Having exhausted the cousins I work my way up slowly towards my own immediate family.    

  • Aaron won’t attend because I am there – he’s made some excuse up and that’s ok.   He also agrees with Dianne that James’s death is Krissy’s fault – had to be a woman at the bottom of it  – right?  His eldest Michael is spending Yule with his son Davin and Davin’s mother Jennifer – seems he’s trying to get back in her good graces which ultimately means she’ll wind up getting pregnant again (Carol speaking).   I respond bluntly – here I am on solid ground - that Jennifer is a sweet girl and she loves him but she’s not seeing him with clear eyes.   He’s still learning that actions have consequences and responsibilities but that doesn’t yet translate into keeping his pants zipped.   *sigh.  His brother David will be working – A&W  is open.   Tessa will be there and I can’t wait to see her again.
  • Sean has to work so Megan won’t be there.   That too is probably for the best but I will miss seeing her.
  • Patrick will be there along with Julie and Ryan.  Royce won’t be there he’s off on some religious retreat and oh by the way he’s engaged to some girl that reminds Carol of a cow – sweet, placid and dumb – also of the same religious persuasion.  All news to me but oh well.  Seems the boy wants to be a minister after all.  Mother will be there.
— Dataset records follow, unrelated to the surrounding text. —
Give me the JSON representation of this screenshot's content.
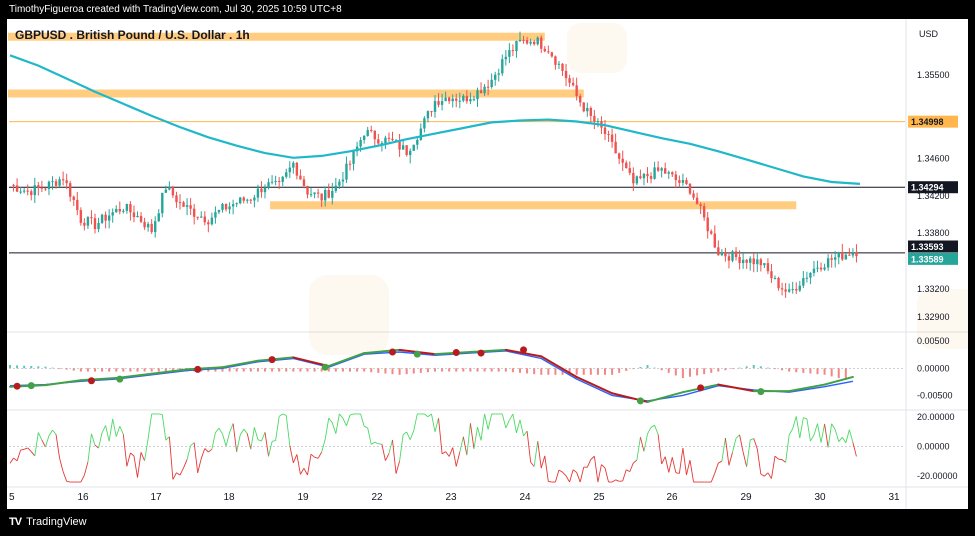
{
  "caption": "TimothyFigueroa created with TradingView.com, Jul 30, 2025 10:59 UTC+8",
  "brand": {
    "logo": "TV",
    "name": "TradingView"
  },
  "colors": {
    "candle_up": "#26a69a",
    "candle_down": "#ef5350",
    "ma": "#1fb8c9",
    "zone": "#ffcc80",
    "price_badge_dark": "#131722",
    "price_badge_orange": "#ffb74d",
    "price_badge_green": "#26a69a",
    "macd_line": "#2962ff",
    "signal_up": "#43a047",
    "signal_down": "#b71c1c",
    "osc_up": "#4cd964",
    "osc_down": "#e53935"
  },
  "chart_data": {
    "type": "candlestick",
    "title": "GBPUSD . British Pound / U.S. Dollar . 1h",
    "currency": "USD",
    "x_ticks": [
      "5",
      "16",
      "17",
      "18",
      "19",
      "22",
      "23",
      "24",
      "25",
      "26",
      "29",
      "30",
      "31"
    ],
    "y_ticks": [
      "1.35500",
      "1.34600",
      "1.34200",
      "1.33800",
      "1.33500",
      "1.33200",
      "1.32900"
    ],
    "ylim": [
      1.3275,
      1.3595
    ],
    "moving_average": {
      "x": [
        0,
        8,
        16,
        24,
        32,
        40,
        48,
        56,
        64,
        72,
        80,
        88,
        96,
        104,
        112,
        120,
        128,
        136,
        144,
        152,
        160,
        168,
        176,
        184,
        192,
        200,
        208,
        216,
        224,
        232,
        240
      ],
      "y": [
        1.3571,
        1.356,
        1.3546,
        1.3532,
        1.3519,
        1.3506,
        1.3494,
        1.3483,
        1.3474,
        1.3466,
        1.3461,
        1.3463,
        1.3468,
        1.3474,
        1.3481,
        1.3487,
        1.3493,
        1.3499,
        1.3501,
        1.3502,
        1.35,
        1.3496,
        1.3489,
        1.3482,
        1.3476,
        1.3468,
        1.3459,
        1.345,
        1.3441,
        1.3435,
        1.3433
      ]
    },
    "close_path": {
      "x": [
        0,
        5,
        10,
        15,
        18,
        20,
        24,
        28,
        32,
        36,
        40,
        44,
        48,
        52,
        56,
        60,
        64,
        68,
        72,
        76,
        80,
        84,
        88,
        92,
        96,
        100,
        104,
        108,
        112,
        116,
        120,
        124,
        128,
        132,
        136,
        140,
        144,
        148,
        152,
        156,
        160,
        164,
        168,
        172,
        176,
        180,
        184,
        188,
        192,
        196,
        200,
        204,
        208,
        212,
        216,
        220,
        224,
        228,
        232,
        236,
        238
      ],
      "y": [
        1.3432,
        1.3425,
        1.343,
        1.344,
        1.3415,
        1.3395,
        1.3389,
        1.34,
        1.3408,
        1.3398,
        1.3383,
        1.343,
        1.3412,
        1.3402,
        1.3395,
        1.3406,
        1.3413,
        1.3418,
        1.3432,
        1.343,
        1.3455,
        1.3425,
        1.3418,
        1.343,
        1.3455,
        1.3489,
        1.3482,
        1.3478,
        1.3468,
        1.3492,
        1.3522,
        1.3527,
        1.3524,
        1.3532,
        1.3545,
        1.357,
        1.3585,
        1.3588,
        1.3578,
        1.3555,
        1.3527,
        1.3504,
        1.3487,
        1.346,
        1.3433,
        1.3442,
        1.3448,
        1.3437,
        1.3428,
        1.3395,
        1.336,
        1.3355,
        1.3352,
        1.3348,
        1.3328,
        1.3315,
        1.3332,
        1.3345,
        1.3352,
        1.3358,
        1.3361
      ]
    },
    "candles_per_day": 24,
    "horizontal_lines": [
      1.34294,
      1.33589
    ],
    "resistance_line": 1.34998,
    "zones": [
      {
        "y": 1.3591,
        "x_start": 0,
        "x_end": 151
      },
      {
        "y": 1.353,
        "x_start": 0,
        "x_end": 162
      },
      {
        "y": 1.341,
        "x_start": 74,
        "x_end": 222
      }
    ],
    "price_labels": [
      {
        "value": "1.34998",
        "style": "orange"
      },
      {
        "value": "1.34294",
        "style": "dark"
      },
      {
        "value": "1.33593",
        "style": "dark"
      },
      {
        "value": "1.33589",
        "style": "green"
      }
    ],
    "macd": {
      "y_ticks": [
        "0.00500",
        "0.00000",
        "-0.00500"
      ],
      "ylim": [
        -0.0075,
        0.0065
      ],
      "x": [
        0,
        10,
        20,
        30,
        40,
        50,
        60,
        70,
        80,
        90,
        100,
        110,
        120,
        130,
        140,
        150,
        160,
        170,
        180,
        190,
        200,
        210,
        220,
        230,
        238
      ],
      "macd": [
        -0.0032,
        -0.003,
        -0.0024,
        -0.002,
        -0.0012,
        -0.0004,
        0.0,
        0.0012,
        0.0018,
        0.0002,
        0.0026,
        0.003,
        0.0024,
        0.0028,
        0.0032,
        0.0018,
        -0.002,
        -0.005,
        -0.006,
        -0.005,
        -0.0032,
        -0.004,
        -0.0044,
        -0.0034,
        -0.0024
      ],
      "signal": [
        -0.0034,
        -0.0031,
        -0.0022,
        -0.0018,
        -0.001,
        -0.0002,
        0.0002,
        0.0014,
        0.002,
        0.0004,
        0.0028,
        0.0034,
        0.0026,
        0.003,
        0.0034,
        0.0022,
        -0.0016,
        -0.0046,
        -0.0062,
        -0.0044,
        -0.003,
        -0.0042,
        -0.0042,
        -0.003,
        -0.0016
      ],
      "crossovers": [
        {
          "x": 2,
          "y": -0.0033,
          "dir": "down"
        },
        {
          "x": 6,
          "y": -0.0032,
          "dir": "up"
        },
        {
          "x": 23,
          "y": -0.0023,
          "dir": "down"
        },
        {
          "x": 31,
          "y": -0.002,
          "dir": "up"
        },
        {
          "x": 53,
          "y": -0.0002,
          "dir": "down"
        },
        {
          "x": 74,
          "y": 0.0016,
          "dir": "down"
        },
        {
          "x": 89,
          "y": 0.0002,
          "dir": "up"
        },
        {
          "x": 108,
          "y": 0.003,
          "dir": "down"
        },
        {
          "x": 115,
          "y": 0.0026,
          "dir": "up"
        },
        {
          "x": 126,
          "y": 0.0029,
          "dir": "down"
        },
        {
          "x": 133,
          "y": 0.0028,
          "dir": "down"
        },
        {
          "x": 145,
          "y": 0.0034,
          "dir": "down"
        },
        {
          "x": 178,
          "y": -0.006,
          "dir": "up"
        },
        {
          "x": 195,
          "y": -0.0036,
          "dir": "down"
        },
        {
          "x": 212,
          "y": -0.0043,
          "dir": "up"
        }
      ]
    },
    "oscillator": {
      "y_ticks": [
        "20.00000",
        "0.00000",
        "-20.00000"
      ],
      "ylim": [
        -26,
        24
      ],
      "length": 240
    }
  }
}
Al and his son Chance drop in.  Hadn’t seen Al in over 20 years and I was saddened to hear that he and Evie split and to see how wild Chance has become due to his parent’s divorce.  They each spoil him trying to equate that with love.  The child is 8 and has no manners, nor does he listen to an adult.  It’s easy to see that this will be a pattern difficult to reverse and will have re-percussions later in life.  I hope Al learns to discipline his son for Chance’s sake.  Right now he’s hurting too much to see the effect of any action.

 

Ultimately there is plenty of food.  Everyone who said they would come did.  Those who said they would not didn’t.  No one fought, no one got drunk.  The kids opened their presents and played nicely.  I left gifts for the kids who didn’t come with Patrick and with Joyce.  I was glad I went and yet saying ‘goodbyes’ held more of a sense of finality then any year before.  I know that it will be a very long time, if ever, that I see some of these people again.  So there is a touch of grief and yet – a chapter is closing and a new one beginning.

 

Other odd note – best gift I received was from my brother Patrick.  A Xmas Tree music box that plays O Tannenbaum and opens up to reveal a smaller tree with a train that goes around the tree as the music plays.  He said it reminded him of one Xmas when we were kids…..I didn’t tell him but I remember that one too and I always will.  It was the Xmas after Father died – the boys got one gift – a second hand train.  Last I knew, Patrick kept the caboose on his bedroom dresser. I guess it was his way of reminding me that no matter what may happen to us in life – we share a common beginning and experiences.  We are still family.